Raffaela Kenny-Cincotta | February 20, 2018
jackie greene jay blakesbergJay Blakesberg

On an early fall evening in New York City, a day before the release of his new EP The Modern Lives Vol. 1, Jackie Greene is conducting a Q&A for a small crowd at The Cutting Room. Eventually, and inevitably, the conversation turns to his tenure in a certain Southern rock band. “When I heard that you were going to be in The Black Crowes, I thought, ‘That’s kinda weird’ because I didn’t think of you in that way,” the moderator says. Greene flashes a knowing smile and responds, “You thought I had no chops, man!”

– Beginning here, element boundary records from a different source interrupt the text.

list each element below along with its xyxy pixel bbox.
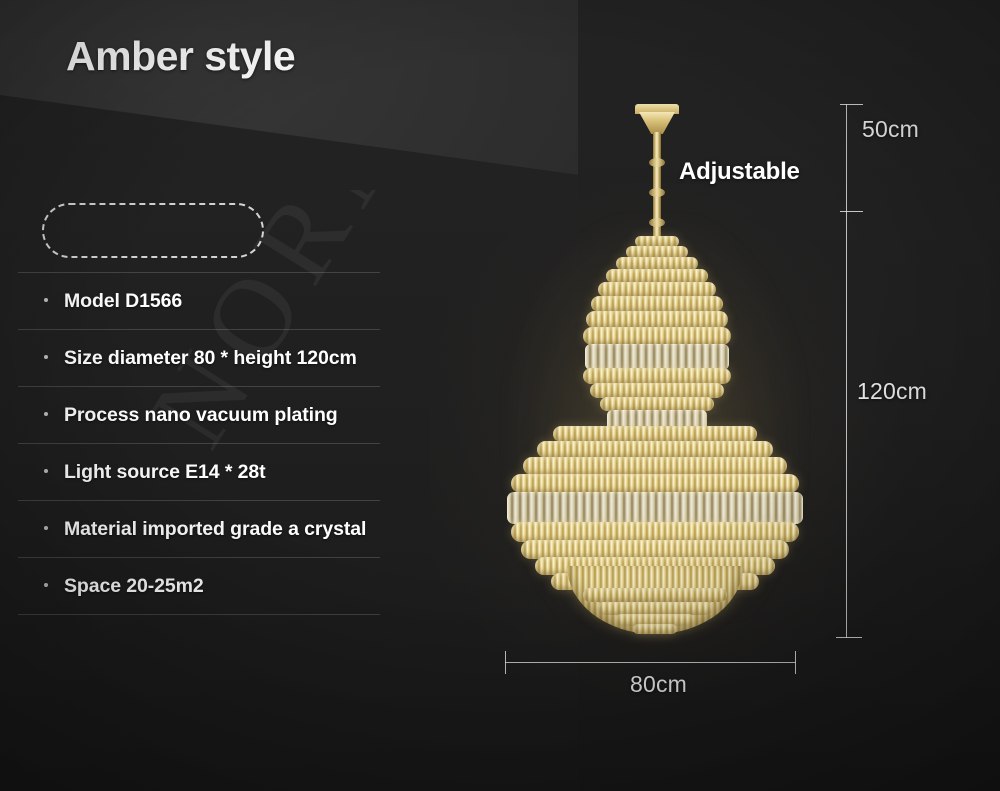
- bullet-dot-icon: [44, 526, 48, 530]
- specification-list: Model D1566 Size diameter 80 * height 12…: [18, 272, 380, 615]
- spec-label-size: Size diameter 80 * height 120cm: [64, 347, 357, 370]
- bullet-dot-icon: [44, 355, 48, 359]
- dimension-label-diameter: 80cm: [630, 671, 687, 698]
- dimension-tick-left: [505, 651, 506, 674]
- spec-row: Model D1566: [18, 272, 380, 329]
- bullet-dot-icon: [44, 412, 48, 416]
- adjustable-label: Adjustable: [679, 158, 800, 186]
- spec-label-space: Space 20-25m2: [64, 575, 204, 598]
- dimension-label-total-height: 120cm: [857, 378, 927, 405]
- bullet-dot-icon: [44, 583, 48, 587]
- page-title: Amber style: [66, 33, 295, 80]
- dimension-label-drop-rod: 50cm: [862, 116, 919, 143]
- product-spec-infographic: NORMCHL Amber style Model D1566 Size dia…: [0, 0, 1000, 791]
- horizontal-dimension-line: [505, 662, 796, 663]
- spec-label-model: Model D1566: [64, 290, 182, 313]
- badge-placeholder-pill: [42, 203, 264, 258]
- spec-row: Size diameter 80 * height 120cm: [18, 329, 380, 386]
- dimension-tick-right: [795, 651, 796, 674]
- dimension-tick-top: [840, 104, 863, 105]
- spec-label-material: Material imported grade a crystal: [64, 518, 366, 541]
- bullet-dot-icon: [44, 469, 48, 473]
- spec-row: Light source E14 * 28t: [18, 443, 380, 500]
- spec-row: Space 20-25m2: [18, 557, 380, 615]
- spec-label-process: Process nano vacuum plating: [64, 404, 338, 427]
- bullet-dot-icon: [44, 298, 48, 302]
- spec-label-light-source: Light source E14 * 28t: [64, 461, 266, 484]
- dimension-tick-middle: [840, 211, 863, 212]
- dimension-tick-bottom: [836, 637, 862, 638]
- vertical-dimension-line: [846, 104, 847, 638]
- spec-row: Material imported grade a crystal: [18, 500, 380, 557]
- spec-row: Process nano vacuum plating: [18, 386, 380, 443]
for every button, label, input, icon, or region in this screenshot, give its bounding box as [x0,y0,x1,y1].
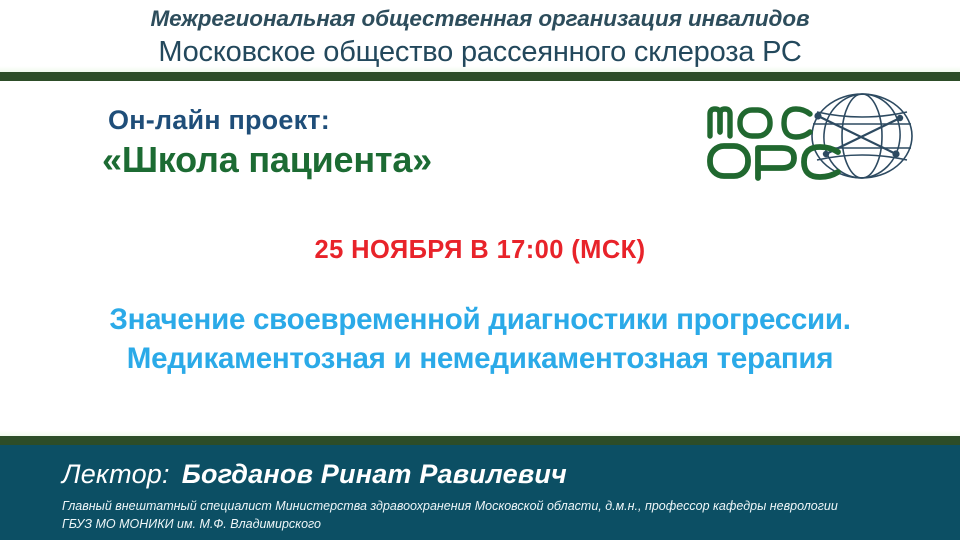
lecturer-name: Богданов Ринат Равилевич [182,459,567,489]
lecture-topic: Значение своевременной диагностики прогр… [0,300,960,378]
logo-wordmark-bottom [710,146,838,178]
event-datetime: 25 НОЯБРЯ В 17:00 (МСК) [0,236,960,265]
lecturer-credentials-line-2: ГБУЗ МО МОНИКИ им. М.Ф. Владимирского [62,515,960,533]
organization-header: Межрегиональная общественная организация… [0,0,960,72]
lecturer-footer: Лектор:Богданов Ринат Равилевич Главный … [0,445,960,540]
lecture-topic-line-1: Значение своевременной диагностики прогр… [7,300,953,339]
presentation-slide: Межрегиональная общественная организация… [0,0,960,540]
footer-divider [0,436,960,445]
globe-icon [812,92,912,183]
project-name: «Школа пациента» [102,138,628,182]
project-title-block: Он-лайн проект: «Школа пациента» [108,104,628,182]
organization-title: Московское общество рассеянного склероза… [0,34,960,70]
logo-wordmark-top [710,109,810,137]
lecturer-row: Лектор:Богданов Ринат Равилевич [62,457,960,491]
lecturer-label: Лектор: [62,459,170,489]
organization-subtitle: Межрегиональная общественная организация… [0,4,960,34]
lecture-topic-line-2: Медикаментозная и немедикаментозная тера… [7,339,953,378]
mosors-logo [700,92,930,184]
project-kicker: Он-лайн проект: [108,104,628,136]
lecturer-credentials-line-1: Главный внештатный специалист Министерст… [62,497,960,515]
header-divider [0,72,960,81]
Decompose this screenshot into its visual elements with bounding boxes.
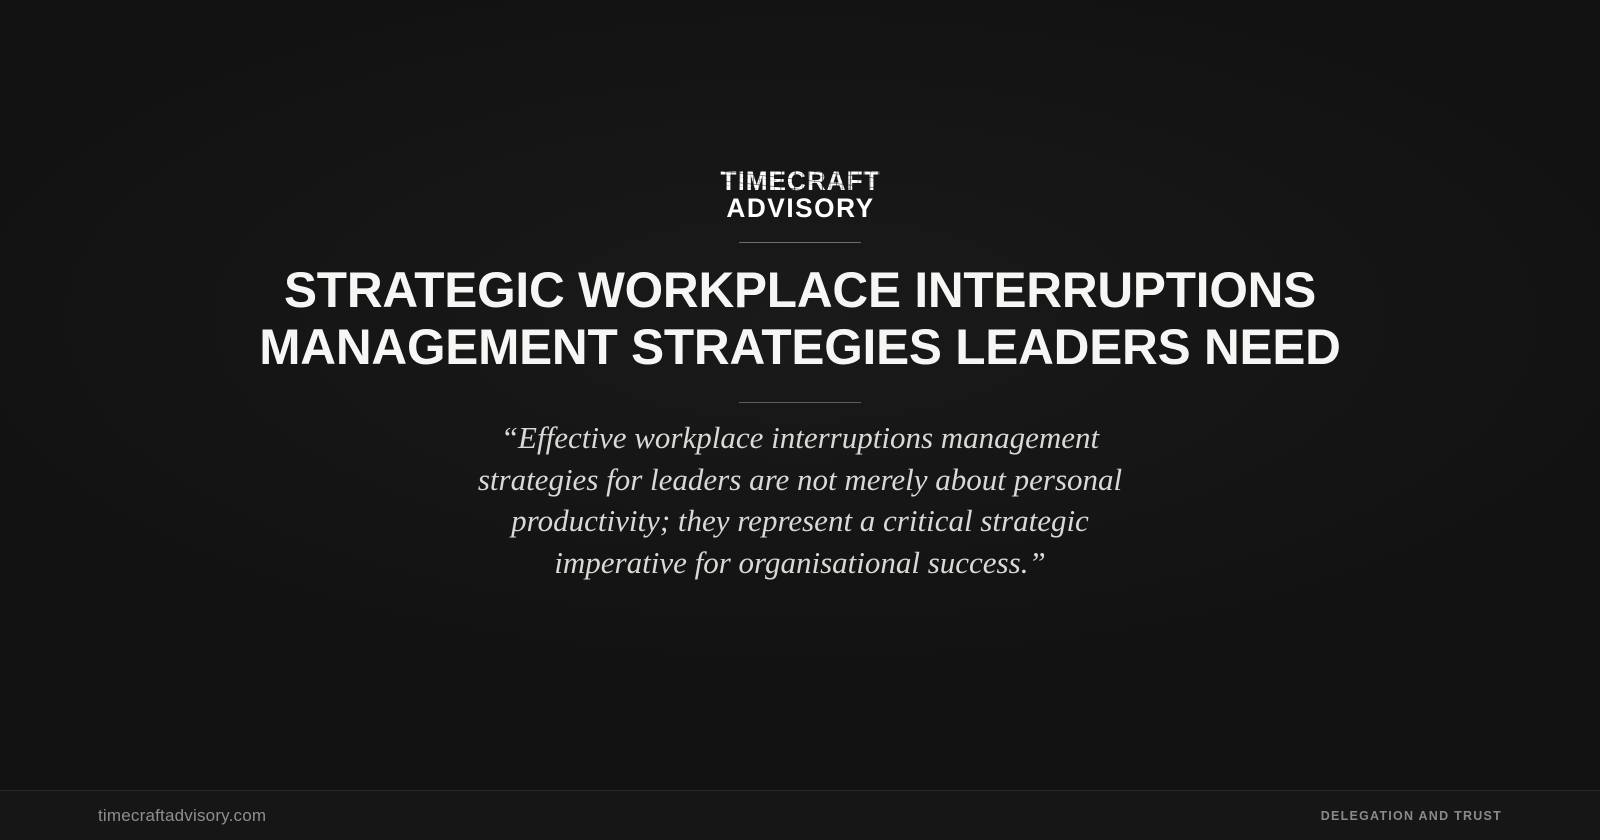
footer-topic-label: DELEGATION AND TRUST — [1321, 809, 1502, 823]
logo-divider-rule — [739, 242, 861, 243]
logo-line-advisory: ADVISORY — [726, 195, 874, 221]
logo-wordmark: TIMECRAFT ADVISORY — [720, 168, 880, 221]
headline-divider-rule — [739, 402, 861, 403]
page-title-line-2: MANAGEMENT STRATEGIES LEADERS NEED — [8, 319, 1592, 376]
pull-quote: “Effective workplace interruptions manag… — [450, 417, 1150, 583]
page-title-line-1: STRATEGIC WORKPLACE INTERRUPTIONS — [8, 262, 1592, 319]
title-slide: TIMECRAFT ADVISORY STRATEGIC WORKPLACE I… — [0, 0, 1600, 840]
slide-footer: timecraftadvisory.com DELEGATION AND TRU… — [0, 790, 1600, 840]
logo-line-timecraft: TIMECRAFT — [720, 168, 880, 194]
footer-website-url[interactable]: timecraftadvisory.com — [98, 806, 266, 826]
page-title: STRATEGIC WORKPLACE INTERRUPTIONS MANAGE… — [8, 262, 1592, 376]
brand-logo: TIMECRAFT ADVISORY — [0, 168, 1600, 243]
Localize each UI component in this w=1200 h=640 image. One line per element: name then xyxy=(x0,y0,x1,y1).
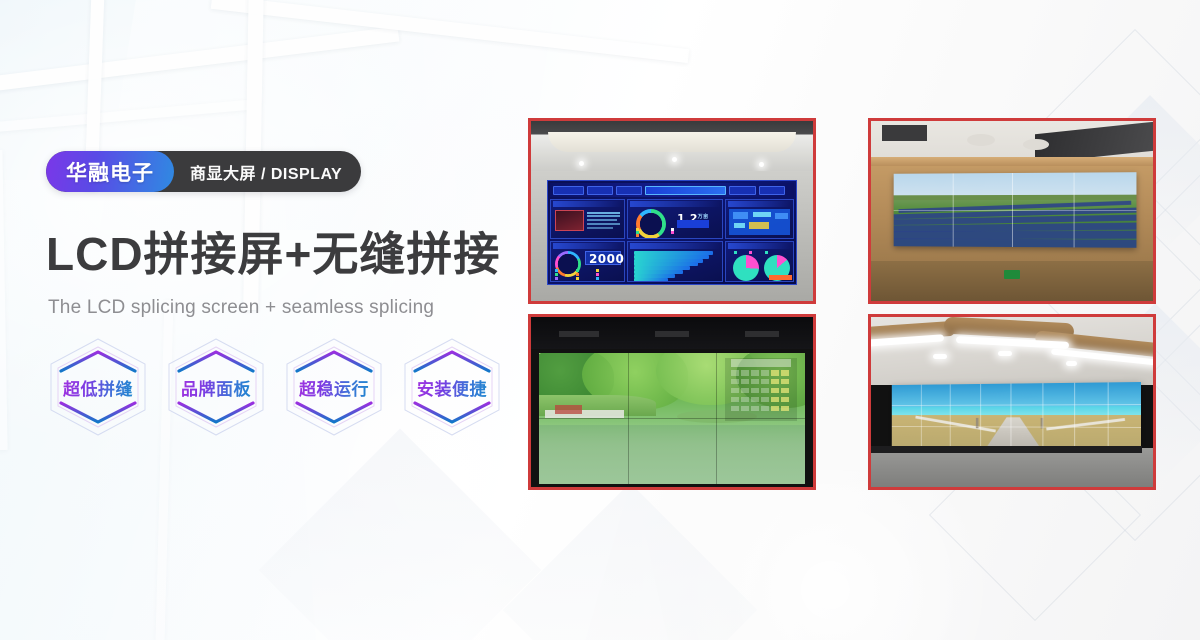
dashboard-tag xyxy=(616,186,642,195)
ceiling-fixture xyxy=(745,331,779,338)
calendar-header xyxy=(731,359,791,367)
exit-sign xyxy=(1004,270,1020,279)
feature-label: 安装便捷 xyxy=(417,375,487,400)
ceiling-light xyxy=(672,157,677,162)
dashboard-panel-flow xyxy=(725,199,795,239)
dashboard-counter-value: 2000 xyxy=(589,252,624,266)
screen-sea xyxy=(892,406,1142,415)
dashboard-row: 2000 xyxy=(550,241,795,281)
screen-water xyxy=(539,425,804,484)
ceiling-cove xyxy=(548,132,796,152)
wood-trim xyxy=(871,157,1153,166)
screen-horizon xyxy=(893,195,1135,200)
screen-sky xyxy=(892,382,1142,407)
screen-stand xyxy=(871,446,1142,453)
brand-pill[interactable]: 华融电子 商显大屏 / DISPLAY xyxy=(46,151,361,192)
ceiling-fixture xyxy=(559,331,598,338)
dashboard-screen: 1.2 万亩 xyxy=(547,180,798,284)
photo-solar-farm-video-wall[interactable] xyxy=(868,118,1156,304)
video-wall-screen xyxy=(893,172,1135,247)
hero-content: 华融电子 商显大屏 / DISPLAY LCD拼接屏+无缝拼接 The LCD … xyxy=(46,0,546,640)
ceiling-light xyxy=(579,161,584,166)
feature-list: 超低拼缝 品牌面板 超稳运行 xyxy=(46,333,504,441)
dashboard-body: 1.2 万亩 xyxy=(550,199,795,282)
ceiling-fixture xyxy=(655,331,689,338)
feature-badge-3[interactable]: 超稳运行 xyxy=(282,333,386,441)
dashboard-panel-ranking xyxy=(627,241,723,281)
brand-category: 商显大屏 / DISPLAY xyxy=(174,151,361,192)
feature-label: 超稳运行 xyxy=(299,375,369,400)
calendar-overlay xyxy=(725,358,797,421)
dashboard-tag xyxy=(553,186,584,195)
ceiling-downlight xyxy=(933,354,947,359)
dashboard-tag xyxy=(759,186,785,195)
ceiling-speaker xyxy=(967,134,995,147)
feature-badge-4[interactable]: 安装便捷 xyxy=(400,333,504,441)
photo-willow-lake-video-wall[interactable] xyxy=(528,314,816,490)
feature-badge-1[interactable]: 超低拼缝 xyxy=(46,333,150,441)
feature-label: 品牌面板 xyxy=(181,375,251,400)
dashboard-panel-metric: 1.2 万亩 xyxy=(627,199,723,239)
feature-label: 超低拼缝 xyxy=(63,375,133,400)
dashboard-panel-counter: 2000 xyxy=(550,241,626,281)
dashboard-tag xyxy=(729,186,755,195)
dashboard-metric-unit: 万亩 xyxy=(698,213,709,220)
ceiling-vent xyxy=(882,125,927,141)
floor xyxy=(871,448,1153,487)
photo-beach-boardwalk-video-wall[interactable] xyxy=(868,314,1156,490)
ceiling-downlight xyxy=(998,351,1012,356)
page-subtitle: The LCD splicing screen + seamless splic… xyxy=(48,297,434,319)
dashboard-row: 1.2 万亩 xyxy=(550,199,795,239)
ceiling-speaker xyxy=(1023,139,1048,150)
photo-control-room-dashboard[interactable]: 1.2 万亩 xyxy=(528,118,816,304)
dashboard-tag xyxy=(587,186,613,195)
page-title: LCD拼接屏+无缝拼接 xyxy=(46,231,500,277)
screen-sky xyxy=(893,172,1135,197)
ceiling-downlight xyxy=(1066,361,1077,365)
dashboard-panel-intro xyxy=(550,199,626,239)
video-wall-screen xyxy=(539,353,804,484)
brand-name: 华融电子 xyxy=(46,151,174,192)
product-photo-grid: 1.2 万亩 xyxy=(528,118,1160,490)
feature-badge-2[interactable]: 品牌面板 xyxy=(164,333,268,441)
wall-base xyxy=(871,261,1153,301)
dashboard-title-tag xyxy=(645,186,726,195)
video-wall-screen xyxy=(892,382,1142,450)
dashboard-panel-pies xyxy=(725,241,795,281)
dashboard-header xyxy=(550,183,795,197)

Indeed, Greene has worn many hats over the years, from moonlighting in bands like the Crowes and Phil Lesh & Friends to a stint in the supergroup Trigger Hippy. After releasing his acclaimed 2002 debut record Gone Wanderin’, he was hailed as an acoustic laureate at the tender age of 21, eliciting comparisons to Bob Dylan. Later, while bolstering his prolific solo career, he opened for legendary guitarists like Buddy Guy and B.B. King, and also toured with Bob Weir’s RatDog. All of these different roles (in tandem with his keen songwriting abilities and California-country vibe) have granted Greene the ability to cross genre lines and connect with fans from all walks of life. Eight studio records and countless tours later, he landed in Brooklyn in 2015 faced with yet another challenge. Used to California’s wide-open spaces, the singer had to adjust to the noisy confines of New York City.

“I have a love-hate relationship with New York, as I think all New Yorkers do,” Greene admits a few weeks after his Cutting Room show. Melding together country sounds with urban laments—as only a Californian-turned-New Yorker could—his new EP The Modern Lives Vol. 1 wastes no time equating Times Square with a graveyard, and billboards with headstones, on opening track “Modern Lives.”

“The Modern Lives project is basically my documentation of my New York years,” Greene says, adding that volume two is already in the works. Recorded and produced last winter through spring, The Modern Lives Vol. 1 was a kind of independent study for Greene. Its liner notes are singular, just the singer and whatever equipment he managed to haul from the West Coast. “I wanted to make something that felt, quite frankly, homemade.” he says. “I did everything myself in my basement in Brooklyn. I played all the instruments myself.”

And while it was a rewarding experience, Greene acknowledges that taking on all of that responsibility was a leap of faith. “It’s a little bit scary to go into a project knowing you have to do everything yourself,” he says. “But it’s kind of like the pride you get when you build something in woodshop class.”

Despite his previous experiences with home studios, his Brooklyn setup was particularly primitive—The Modern Lives Vol. 1 was birthed next to a washer-dryer and storage space. “Professional is not a word I would use to describe it at all,” he chuckles. In an extreme “exercise in patience,” Greene spent his days writing and recording, hoping that the incessant clamor of New York City wouldn’t pour through the subterranean room’s small, street-facing window. “You could be doing a take and, in the last 10 seconds, someone’s car alarm goes off outside. It’s not ideal,” he recalls.